Last Updated: August 20, 2023, 06:26 IST
Abu Dhabi, United Arab Emirates (UAE)
The United Arab Emirates (UAE) on Saturday strongly condemned the mob attack on a Christian community in Pakistan’s Punjab province. This condemnation follows an enraged Muslim mob’s torching of 21 churches and dozens of Christian homes last week over blasphemy allegations in Jaranwala town of Faisalabad district. Human rights groups heavily criticised the Islamic Republic for failing to safeguard the minority community.
The provincial police in Punjab stated on Thursday that they have arrested over 140 people, including two prime suspects, involved in the unprecedented attacks on churches and nearly three dozen minority homes. The UAE’s Ministry of Foreign Affairs, in a statement, called for respecting religious symbols, avoiding incitement, and preventing polarisation.
The violence inflicted damage and destruction, prompting Christians to seek safer locations. The incident drew domestic and international condemnation, with appeals for Pakistan to reconsider its blasphemy laws.

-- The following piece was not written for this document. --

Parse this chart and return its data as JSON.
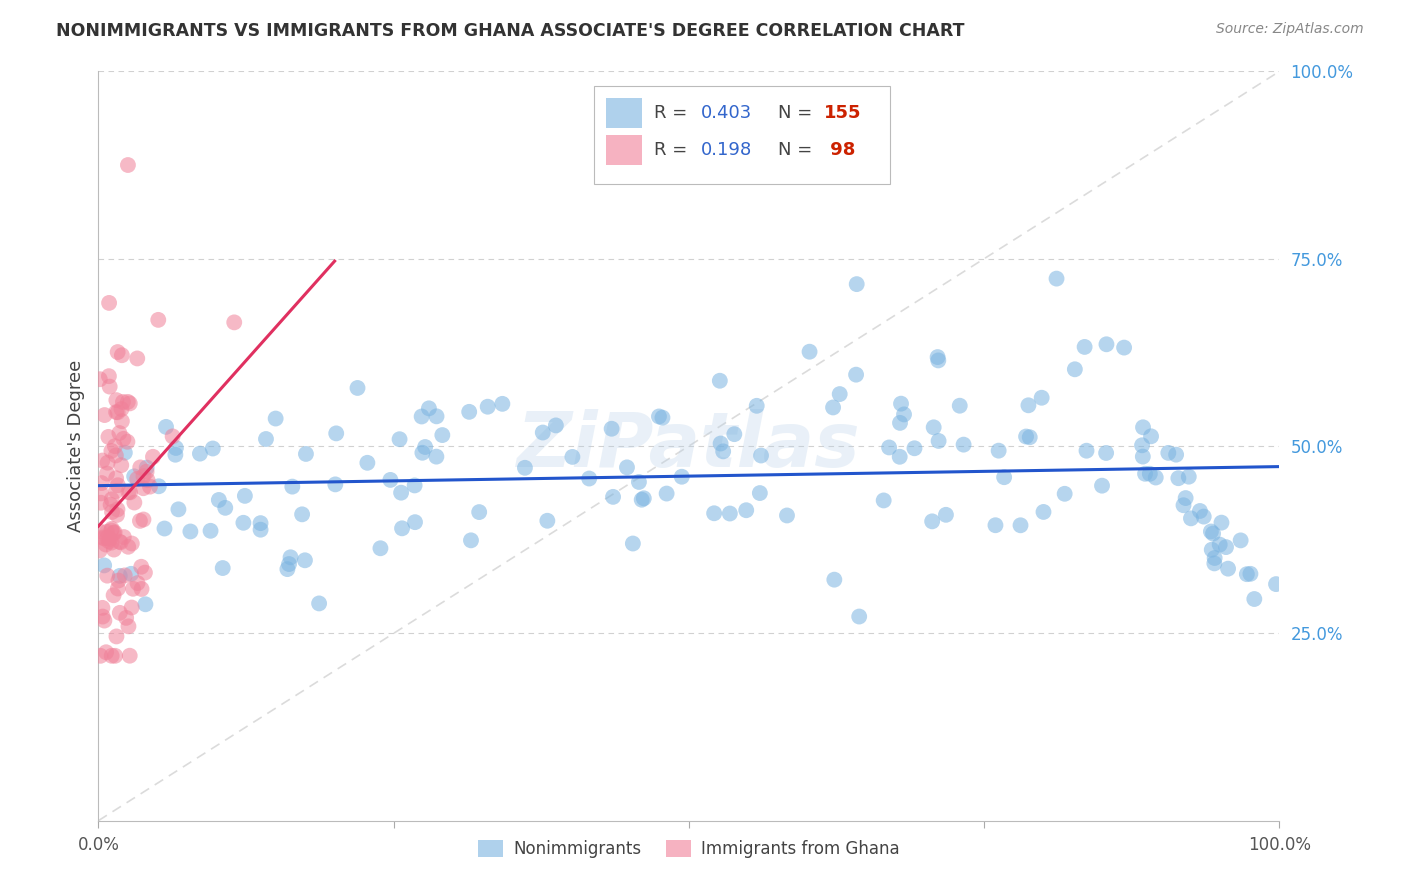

This incident underlined concerns about religious tensions and the repercussions of accusations under the country’s strict legal framework. Several rights groups have also called for the repeal of Pakistan’s strict blasphemy laws, raising concerns about potential misuse. These laws allow death sentences for those convicted of insulting Islam or its religious figures.
Human rights advocates assert that these allegations are exploited to target religious minorities and settle personal conflicts. Not only has the state failed to protect its religious minorities, but it has also allowed the far right to permeate and fester within society and politics, according to the Human Rights Commission of Pakistan (HRCP).
“Both the perpetrators and instigators of this violence must be identified and punished to the full extent of the law. The government must waste no time in raising and equipping special police forces to protect religious minorities’ sites of worship as directed by the 2014 Supreme Court judgment,” the HRCP said in a statement posted on social media platform X.
The newly appointed caretaker Prime Minister Anwaarul Haq Kakar said the interim government would not support “the forces of darkness” in the society as he took strong exception to the unprecedented attack on minority Christians in the Muslim-majority country.
“The minorities will stay protected in this country. There may be an attempt to harm them from a section of marginalised and peripheral groups of people, but that would be responded to sternly and strictly,” Kakar said during his maiden federal Cabinet meeting.